Entusiasmado, detalló en metros y centímetros las dimensiones del tremendo lente y otras milagrerías de la óptica; explicó los alcances inconmensurables de la vista humana a través de aquellos espejos y cristales pulidos, puestos en orden sucesivo; nos trajo del tingo al tango por la enorme estructura, con una vitalidad que obligaba a seguirle el paso casi a trote.

Vimos satélites, planetas y constelaciones conocidas, pero también otros astros de nombres y detalles inextricables. Por mi parte, nunca imaginé que en aquella generosa montaña, hoy devorada por la carcoma humana de gambusinos al mayoreo y a tajo abierto, hubiera lugar para esa genialidad de la inteligencia humana.
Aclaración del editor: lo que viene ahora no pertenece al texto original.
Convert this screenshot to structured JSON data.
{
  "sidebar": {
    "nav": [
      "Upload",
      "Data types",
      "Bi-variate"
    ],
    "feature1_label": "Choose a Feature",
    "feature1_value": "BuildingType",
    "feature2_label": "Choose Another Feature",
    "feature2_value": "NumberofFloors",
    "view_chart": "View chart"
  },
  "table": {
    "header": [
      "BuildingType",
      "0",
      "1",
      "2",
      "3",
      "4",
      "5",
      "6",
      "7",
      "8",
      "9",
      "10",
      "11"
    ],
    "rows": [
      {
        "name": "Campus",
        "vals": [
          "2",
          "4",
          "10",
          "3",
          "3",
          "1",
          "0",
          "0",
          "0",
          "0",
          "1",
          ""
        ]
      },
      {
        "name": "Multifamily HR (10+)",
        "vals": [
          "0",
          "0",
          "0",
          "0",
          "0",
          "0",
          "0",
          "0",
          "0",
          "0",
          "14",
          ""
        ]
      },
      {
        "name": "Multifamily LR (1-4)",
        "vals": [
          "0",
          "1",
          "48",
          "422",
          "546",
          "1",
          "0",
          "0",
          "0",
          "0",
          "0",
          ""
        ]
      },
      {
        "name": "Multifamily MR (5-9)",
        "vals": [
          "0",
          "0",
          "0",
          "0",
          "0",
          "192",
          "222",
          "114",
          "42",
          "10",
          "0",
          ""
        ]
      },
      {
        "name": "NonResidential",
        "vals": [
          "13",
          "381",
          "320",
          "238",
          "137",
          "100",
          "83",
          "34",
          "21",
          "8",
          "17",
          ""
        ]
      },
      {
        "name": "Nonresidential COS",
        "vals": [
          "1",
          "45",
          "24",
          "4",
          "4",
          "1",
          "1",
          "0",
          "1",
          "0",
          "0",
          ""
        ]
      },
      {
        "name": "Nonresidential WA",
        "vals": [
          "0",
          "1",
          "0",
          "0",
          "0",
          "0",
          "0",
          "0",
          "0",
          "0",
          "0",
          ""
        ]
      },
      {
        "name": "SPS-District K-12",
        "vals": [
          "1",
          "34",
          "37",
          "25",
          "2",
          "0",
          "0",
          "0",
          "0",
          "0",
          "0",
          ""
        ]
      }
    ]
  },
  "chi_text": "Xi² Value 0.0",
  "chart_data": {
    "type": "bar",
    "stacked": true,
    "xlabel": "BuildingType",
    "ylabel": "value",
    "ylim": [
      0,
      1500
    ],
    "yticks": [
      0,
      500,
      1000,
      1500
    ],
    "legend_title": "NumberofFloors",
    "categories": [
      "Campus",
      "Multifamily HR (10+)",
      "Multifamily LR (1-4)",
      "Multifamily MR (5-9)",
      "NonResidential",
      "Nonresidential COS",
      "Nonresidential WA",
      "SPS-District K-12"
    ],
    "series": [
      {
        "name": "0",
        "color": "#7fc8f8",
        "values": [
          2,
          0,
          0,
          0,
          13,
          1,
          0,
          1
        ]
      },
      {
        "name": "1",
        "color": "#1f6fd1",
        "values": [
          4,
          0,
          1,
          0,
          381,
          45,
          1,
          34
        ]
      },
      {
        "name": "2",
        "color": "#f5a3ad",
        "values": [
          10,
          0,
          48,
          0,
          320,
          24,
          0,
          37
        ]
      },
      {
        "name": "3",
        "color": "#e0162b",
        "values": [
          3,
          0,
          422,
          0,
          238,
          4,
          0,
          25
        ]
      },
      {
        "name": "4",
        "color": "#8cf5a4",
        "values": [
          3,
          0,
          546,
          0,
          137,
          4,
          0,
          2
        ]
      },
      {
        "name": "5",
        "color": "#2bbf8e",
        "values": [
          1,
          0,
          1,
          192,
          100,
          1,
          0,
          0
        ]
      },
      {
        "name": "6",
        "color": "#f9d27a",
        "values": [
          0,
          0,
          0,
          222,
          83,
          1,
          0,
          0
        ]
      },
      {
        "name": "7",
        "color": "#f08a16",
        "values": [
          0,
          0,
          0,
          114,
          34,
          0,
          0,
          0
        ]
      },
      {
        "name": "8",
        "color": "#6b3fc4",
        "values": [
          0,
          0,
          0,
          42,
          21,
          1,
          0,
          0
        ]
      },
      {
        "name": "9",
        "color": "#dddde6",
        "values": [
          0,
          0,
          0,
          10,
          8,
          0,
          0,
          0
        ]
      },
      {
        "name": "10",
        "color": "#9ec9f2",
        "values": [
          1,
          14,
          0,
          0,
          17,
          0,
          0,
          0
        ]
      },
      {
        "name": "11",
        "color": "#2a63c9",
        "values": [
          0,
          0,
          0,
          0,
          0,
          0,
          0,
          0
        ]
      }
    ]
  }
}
Bajamos del cerro tres o cuatro horas después de que el sol se había apagado. El doctor Nevárez y yo traíamos dos novedades en la memoria: la portentosa construcción que en la punta de la montaña albergaba mundos de ciencia insospechados y… y una admiración superlativa por el Astrónomo de La Mariquita, de apariencia frágil pero lleno de vitalidad y conocimientos alegres.

Salí muchísimos años de Sonora; el día que volví lo reconocí de inmediato en la televisión local; explicaba con lenguaje coloquial, envidiable claridad y, con lujo de detalles, los fenómenos astrológicos de la fecha o la temporada; esa vez del 2001, también comentaba los contenidos de algún libro suyo.

Lo seguí encontrando con frecuencia en los medios electrónicos, y en cada ocasión, me sorprendía la vigencia de su optimismo y su necesidad de comunicar ciencia. Lo escuché por última vez hace unos días; en una entrevista de radio en la que explicó en forma sencilla y convincente los trucos que había en una comunicación pseudocientífica que aseguraba la aparición de dos lunas en el cielo de Sonora, creo que para la noche del 27 de agosto.

Sin otra relación con Jesús Antonio Sánchez Ibarra que aquellos fugaces encuentros de 1987 en Cananea, lamento también su partida y concuerdo que su muerte anticipada es pérdida dolorosa.

Fue de esos hombres de la mitad del siglo XX que dieron y dan contribuciones básicas para forjar con solvencia y orgullo el Sonora que irrumpe fogoso en el mundo globalizado.